Tebliğ’in 6.2. maddesinde ‘Bazı Özel Hastalıklara ve İlaç Kullanımına İlişkin Düzenlemeler’e yer verilmiş, dava konusu “Silostazol” başlıklı 6.2.15.B maddesinde ise;
“(1) 1. İleri evre periferik arter hastalığı olup (Doppler veya Anjiyografik olarak hastalığı tespit edilmiş ve klas 3 veya klas 4 semptomları olan) operasyon yapılamayan hastalarda; 2. doppler veya anjiyografi ile periferik arter hastalığı tespit edilmiş olan ve eşlik eden hastalıklar nedeniyle operasyonu yüksek riskli olan hastalarda; kalp damar cerrahi uzman hekiminin bulunması koşuluyla, kardiyolojı uzmanı ya da genel cerrahi uzman hekimlerinden de en az birinin yer aldığı sağlık kurulu raporuna dayanılarak; bu hekimlerce veya iç hastalıkları veya aile hekimliği uzman hekimlerince reçete edilebilir.”şeklinde düzenleme yapılmıştır.

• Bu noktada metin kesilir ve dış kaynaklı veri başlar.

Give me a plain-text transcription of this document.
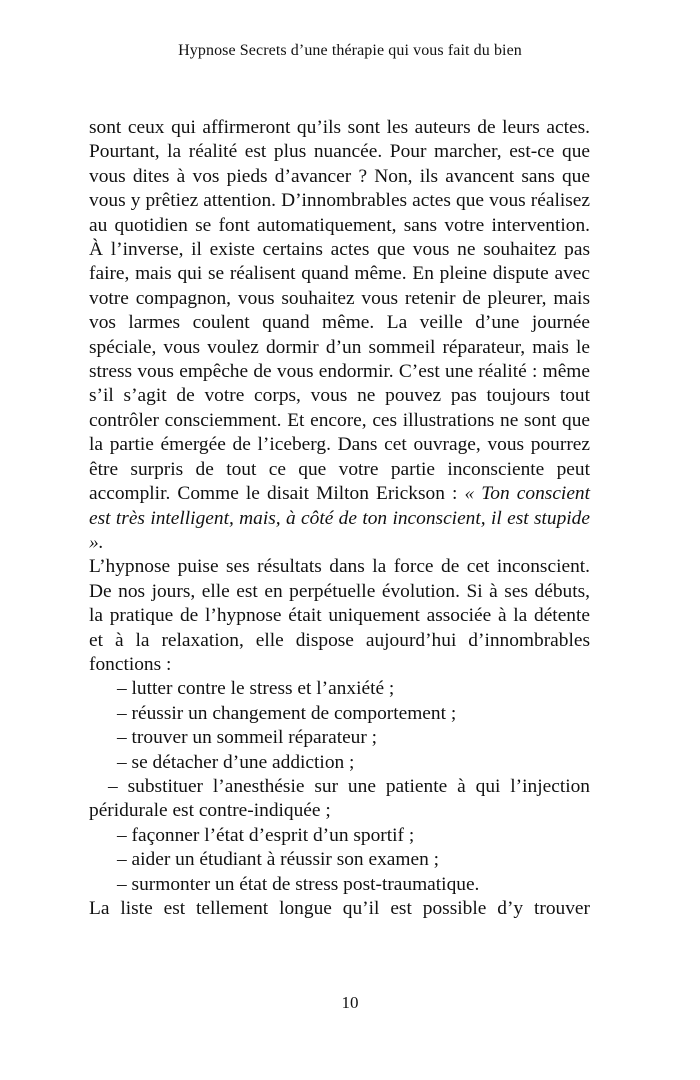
Hypnose Secrets d’une thérapie qui vous fait du bien

sont ceux qui affirmeront qu’ils sont les auteurs de leurs actes. Pourtant, la réalité est plus nuancée. Pour marcher, est-ce que vous dites à vos pieds d’avancer ? Non, ils avancent sans que vous y prêtiez attention. D’innombrables actes que vous réalisez au quotidien se font automatiquement, sans votre intervention. À l’inverse, il existe certains actes que vous ne souhaitez pas faire, mais qui se réalisent quand même. En pleine dispute avec votre compagnon, vous souhaitez vous retenir de pleurer, mais vos larmes coulent quand même. La veille d’une journée spéciale, vous voulez dormir d’un sommeil réparateur, mais le stress vous empêche de vous endormir. C’est une réalité : même s’il s’agit de votre corps, vous ne pouvez pas toujours tout contrôler consciemment. Et encore, ces illustrations ne sont que la partie émergée de l’iceberg. Dans cet ouvrage, vous pourrez être surpris de tout ce que votre partie inconsciente peut accomplir. Comme le disait Milton Erickson : « Ton conscient est très intelligent, mais, à côté de ton inconscient, il est stupide ».

L’hypnose puise ses résultats dans la force de cet inconscient. De nos jours, elle est en perpétuelle évolution. Si à ses débuts, la pratique de l’hypnose était uniquement associée à la détente et à la relaxation, elle dispose aujourd’hui d’innombrables fonctions :

– lutter contre le stress et l’anxiété ;
– réussir un changement de comportement ;
– trouver un sommeil réparateur ;
– se détacher d’une addiction ;
– substituer l’anesthésie sur une patiente à qui l’injection péridurale est contre-indiquée ;
– façonner l’état d’esprit d’un sportif ;
– aider un étudiant à réussir son examen ;
– surmonter un état de stress post-traumatique.

La liste est tellement longue qu’il est possible d’y trouver

10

Söz konusu ilacın kullanılması gerektiği yönünde sağlık kurulu raporu bulunması halinde ancak kardiyololoji uzman hekimlerince reçete edilebileceği, kardiyoloji uzman hekimlerinin de tıbben gerekliliği ortaya koyacak raporu verecek olan sağlık kurulunda bulunması zorunlu hekimlerden olduğu, bu anlamda sağlık kurulu raporunun varlığı halinde ilacın reçetelendirmesine ilişkin sınırlama bulunmadığı anlaşılmaktadır.
Bu durumda, dava konusu düzenlemenin kardiyoloji uzman hekimlerinin hekimlik mesleğini icrasını ve hastaların sağlık hakkına erişimini engeller nitelikte olmadığı, maddede sayılan özel niteliği haiz hastalık grupları ve uzmanlık alanları göz önünde bulundurularak hastalar için düzenlenecek sağlık kurullarında bulunması zorunlu hekimlerin belirlendiği, bu anlamda mevzuata aykırı herhangi bir uygulama bulunmadığı, ayrıca sağlık otoritesi olan Sağlık Bakanlığı’nın dava konusu düzenlemeye aykırı herhangi bir görüşünün de bulunmadığı görülmektedir.
Açıklanan nedenlerle dava konusu Tebliğ’in “Silostazol” başlıklı 6.2.15.B maddesinde kamu yararına ve hukuka aykırılık bulunmadığı gerekçesiyle davanın reddi gerektiği düşüncesiyle çoğunluk görüşüne katılmıyoruz.